Pint-Sized Phenoms: The Bonus Edition of Extraordinary 9-Year-Olds

Last week it was the teens, but this week it's a group of nine-year-olds who are so special they had to get their own post. Their varied interests show how kids can find a passion and love in many different areas. 1) Quvenzhané Wallis- Wallis is the youngest nominee for Best Actress at the Academy Awards ever. She beats the previous nominee by about four years. 2013 National Board Of Review Awards - Inside Arrivals

What's even more amazing is that she was only 5 when she auditioned for the role in "Beasts of the Southern Wild!"

2) Sophia Lucia- Lucia has been wowing at dance competitions for years, but she's going national now that she's been appearing on Lifetime's Dance Moms. Lucia actually holds the world record for most pirouettes: 54! Don't believe me? Watch this video:

It doesn't seem like she'll remain a regular with the Abby Lee Dance Company-- and frankly, the way things seem to be going there that is for the best. I do hope she manages to squeeze in some studying so that she knows 6*9=54 once she can't turn that many times (Lucia is homeschooling she can focus on dance).

3) MMA fighters- Tim Keown's ESPN The Magazine article on the youth MMA competitive circuit for kids 5 to 15-- known as Pankration-- was a fascinating look at the development of formal competition for kids. I found this to be the most fascinating inside into this world in which, as describe,  a 9-year-old boy can sit upon a 9-year-old girl in competition:

Every Little Leaguer -- and his parents -- wonders if he can make the big leagues. But in youth MMA, the vibe is different. A professional career doesn't seem as distant. The path seems                      

                                                     more direct, the pool of participants far smaller.

4) The Long brothers- All of these championships and records pale in comparison to the achievements-- both athletic and human-- of nine-year-old Conner Long. Conner's younger brother, Cayden, is seven, and he has cerebral palsy. Cayden can't walk or talk, but he does get to compete in triathlons thanks to his brother pushing and pulling him in the water and on land. Both completed the Iron Kids Triathlon this year, and even though they finished last (Conner after all was competing WITH his brother) they won big, being honored as the 2012 SportsKids of the Year by SI Kids. I dare you to watch this video and not be moved:

I can only hope that my Carston grows up to be like Conner and Cayden. They are true phenoms and brothers and I applaud their parents for raising two such phenomenal young men.

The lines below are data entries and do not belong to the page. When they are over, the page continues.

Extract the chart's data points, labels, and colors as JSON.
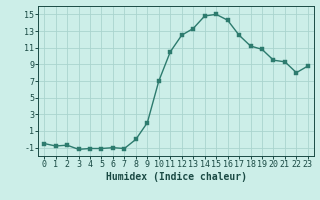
{
  "x": [
    0,
    1,
    2,
    3,
    4,
    5,
    6,
    7,
    8,
    9,
    10,
    11,
    12,
    13,
    14,
    15,
    16,
    17,
    18,
    19,
    20,
    21,
    22,
    23
  ],
  "y": [
    -0.5,
    -0.8,
    -0.7,
    -1.2,
    -1.1,
    -1.1,
    -1.0,
    -1.1,
    0.0,
    2.0,
    7.0,
    10.5,
    12.5,
    13.3,
    14.8,
    15.0,
    14.3,
    12.5,
    11.2,
    10.8,
    9.5,
    9.3,
    8.0,
    8.8
  ],
  "line_color": "#2d7b6e",
  "marker_color": "#2d7b6e",
  "bg_color": "#cceee8",
  "grid_color": "#aad4ce",
  "xlabel": "Humidex (Indice chaleur)",
  "xlim": [
    -0.5,
    23.5
  ],
  "ylim": [
    -2.0,
    16.0
  ],
  "yticks": [
    -1,
    1,
    3,
    5,
    7,
    9,
    11,
    13,
    15
  ],
  "xticks": [
    0,
    1,
    2,
    3,
    4,
    5,
    6,
    7,
    8,
    9,
    10,
    11,
    12,
    13,
    14,
    15,
    16,
    17,
    18,
    19,
    20,
    21,
    22,
    23
  ],
  "xtick_labels": [
    "0",
    "1",
    "2",
    "3",
    "4",
    "5",
    "6",
    "7",
    "8",
    "9",
    "10",
    "11",
    "12",
    "13",
    "14",
    "15",
    "16",
    "17",
    "18",
    "19",
    "20",
    "21",
    "22",
    "23"
  ],
  "ytick_labels": [
    "-1",
    "1",
    "3",
    "5",
    "7",
    "9",
    "11",
    "13",
    "15"
  ],
  "font_color": "#1a4a44",
  "xlabel_fontsize": 7,
  "tick_fontsize": 6,
  "linewidth": 1.0,
  "markersize": 2.5
}
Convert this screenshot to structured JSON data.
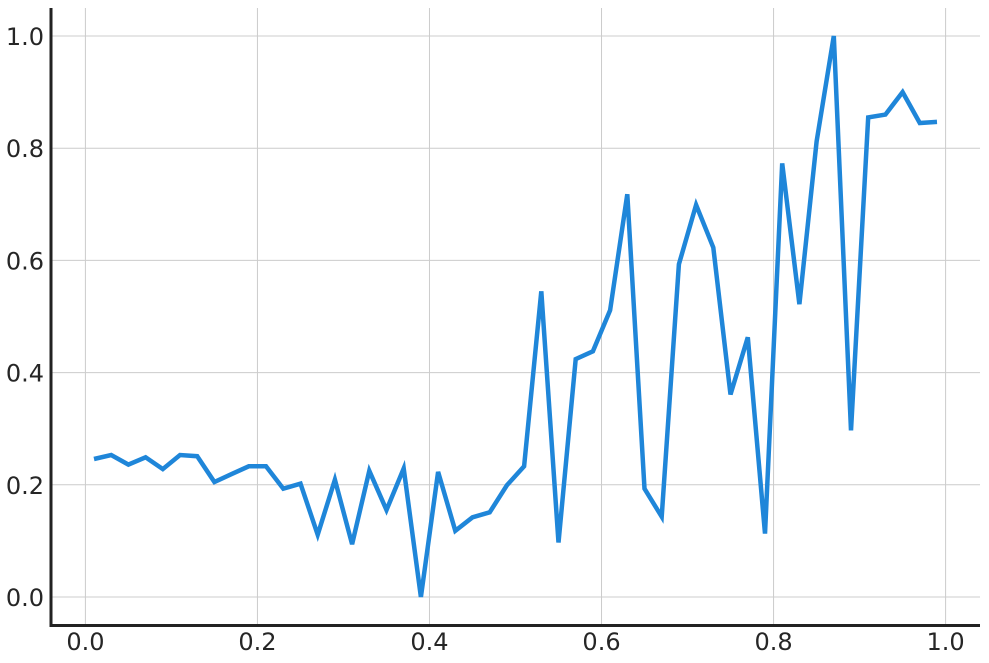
{
  "chart_data": {
    "type": "line",
    "title": "",
    "xlabel": "",
    "ylabel": "",
    "xlim": [
      -0.04,
      1.04
    ],
    "ylim": [
      -0.05,
      1.05
    ],
    "grid": true,
    "x_ticks": [
      0.0,
      0.2,
      0.4,
      0.6,
      0.8,
      1.0
    ],
    "y_ticks": [
      0.0,
      0.2,
      0.4,
      0.6,
      0.8,
      1.0
    ],
    "x_tick_labels": [
      "0.0",
      "0.2",
      "0.4",
      "0.6",
      "0.8",
      "1.0"
    ],
    "y_tick_labels": [
      "0.0",
      "0.2",
      "0.4",
      "0.6",
      "0.8",
      "1.0"
    ],
    "series": [
      {
        "color": "#1f86d9",
        "x": [
          0.01,
          0.03,
          0.05,
          0.07,
          0.09,
          0.11,
          0.13,
          0.15,
          0.17,
          0.19,
          0.21,
          0.23,
          0.25,
          0.27,
          0.29,
          0.31,
          0.33,
          0.35,
          0.37,
          0.39,
          0.41,
          0.43,
          0.45,
          0.47,
          0.49,
          0.51,
          0.53,
          0.55,
          0.57,
          0.59,
          0.61,
          0.63,
          0.65,
          0.67,
          0.69,
          0.71,
          0.73,
          0.75,
          0.77,
          0.79,
          0.81,
          0.83,
          0.85,
          0.87,
          0.89,
          0.91,
          0.93,
          0.95,
          0.97,
          0.99
        ],
        "y": [
          0.246,
          0.253,
          0.236,
          0.249,
          0.228,
          0.253,
          0.251,
          0.205,
          0.219,
          0.233,
          0.233,
          0.193,
          0.202,
          0.111,
          0.209,
          0.094,
          0.225,
          0.155,
          0.229,
          0.0,
          0.223,
          0.118,
          0.142,
          0.151,
          0.199,
          0.233,
          0.545,
          0.097,
          0.424,
          0.438,
          0.511,
          0.718,
          0.193,
          0.143,
          0.593,
          0.699,
          0.623,
          0.361,
          0.463,
          0.113,
          0.773,
          0.522,
          0.812,
          1.0,
          0.297,
          0.855,
          0.86,
          0.9,
          0.845,
          0.847
        ]
      }
    ]
  }
}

Pint-Sized Phenoms: The Non-Olympic Edition (Music, Art, and Business)

In the past week the Olympics have brought us pint-sized phenoms like Gabby Douglas (and her hair), Missy Franklin, and Katie Ledecky.  But even in the midst of the Olympic Games it's important to remember that pint-sized achievers come in a variety of forms. Sure, a lot of them are athletes.  Some excel in Olympic sports that receive less attention than the events dominating primetime (tape-delayed) broadcasts.  For instance, I found this piece on five- and six-year-olds competing in triathlons in the Boston area quite interesting. Others excel in sports not currently included in the Olympic games, like golf.  Based on yesterday's New York Times article about 10-year-old golfer Latanna Stone (the youngest woman to ever play in the United States Women's Amateur golf tournaments) I'm sure her family would be pushing for her to compete in the Olympics at some point.

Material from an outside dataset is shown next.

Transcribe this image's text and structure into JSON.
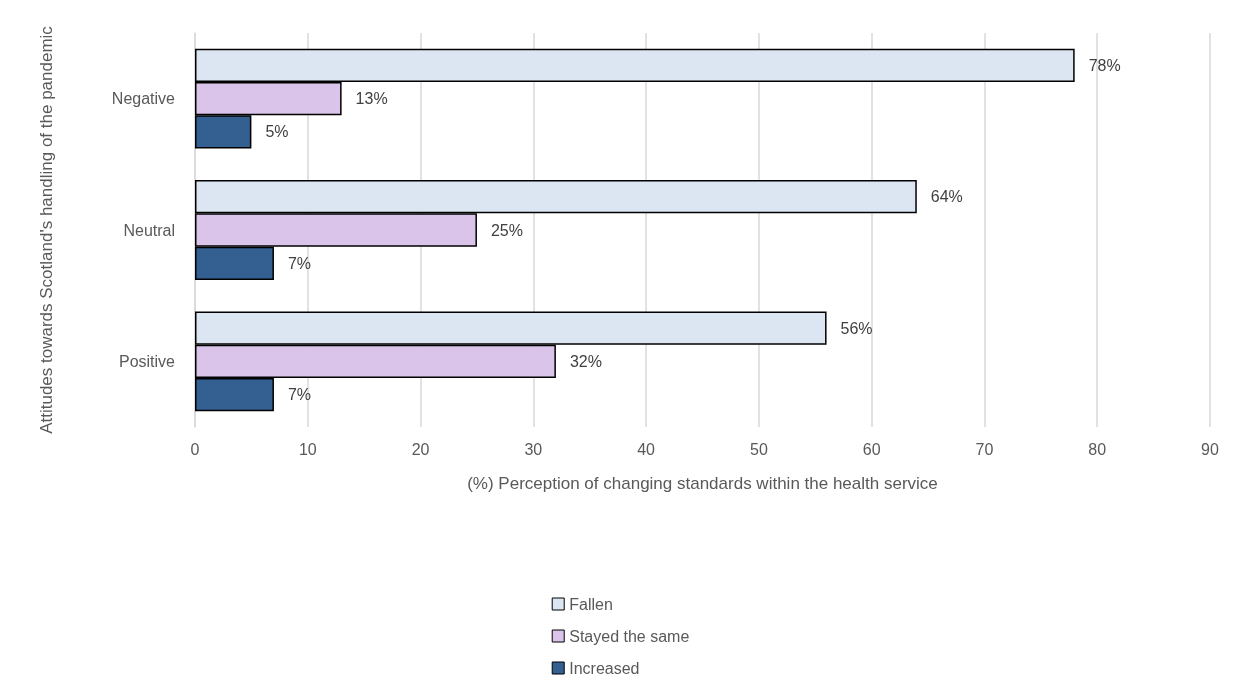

Athletes are great, and definitely deserve recognition, but we should also remember kids who love music, art, and even business.

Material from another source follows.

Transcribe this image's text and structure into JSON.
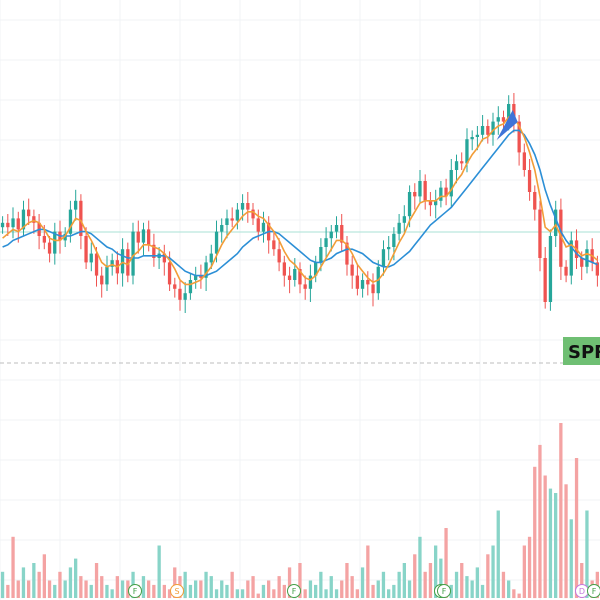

I was moved by this recent story of a 7-year0ld drum "prodigy," Jaxon Smith, who amazingly was only one pound when he was born:

I'm not sure Juilliard would let him in, but it is clear that Juilliard is interested in developing more international young musical talent.  I found it fascinating that they will be opening a new campus in China.

If there are big bucks to be made as a prodigy on the musical scene, the young art market is even more promising.  Check out the kind of money child artists have been raking in recently; 5-year-old Aelita Andre creates paintings with price tags around $12,000 and nine-year-old Kieron Williams 24 paintings for $386,000.

That's impressive until you consider 12-year-old Willa Doss.  Four years ago, with the help of her mother, Doss started her own cosmetics line focused on sophisticated, tween skincare.

Now described as a mogul I'm sure Willa (and her mom) are raking in more than her pint-sized artist counterparts.

I don't think 12-year-old Ophelia Horton is making as much money as 12-year-old Doss, but she is establishing herself as the next big preteen fashion blogger.  That mantle has been worn very successfully by Tavi Gevinson (recently profiled in the Times and wonderfully profiled a few years ago in The New Yorkerwhere I first read about her) who has now started an online fashion magazine.

I wonder if Horton and Gevinson will blog about Doss, or if they use her products? Or if they plan to but any pint-sized phenom artwork? At the very least I hope the British Horton has taken a blogging break to enjoy the London Olympics, whether she roots for other pint-sized phenom athletes or not.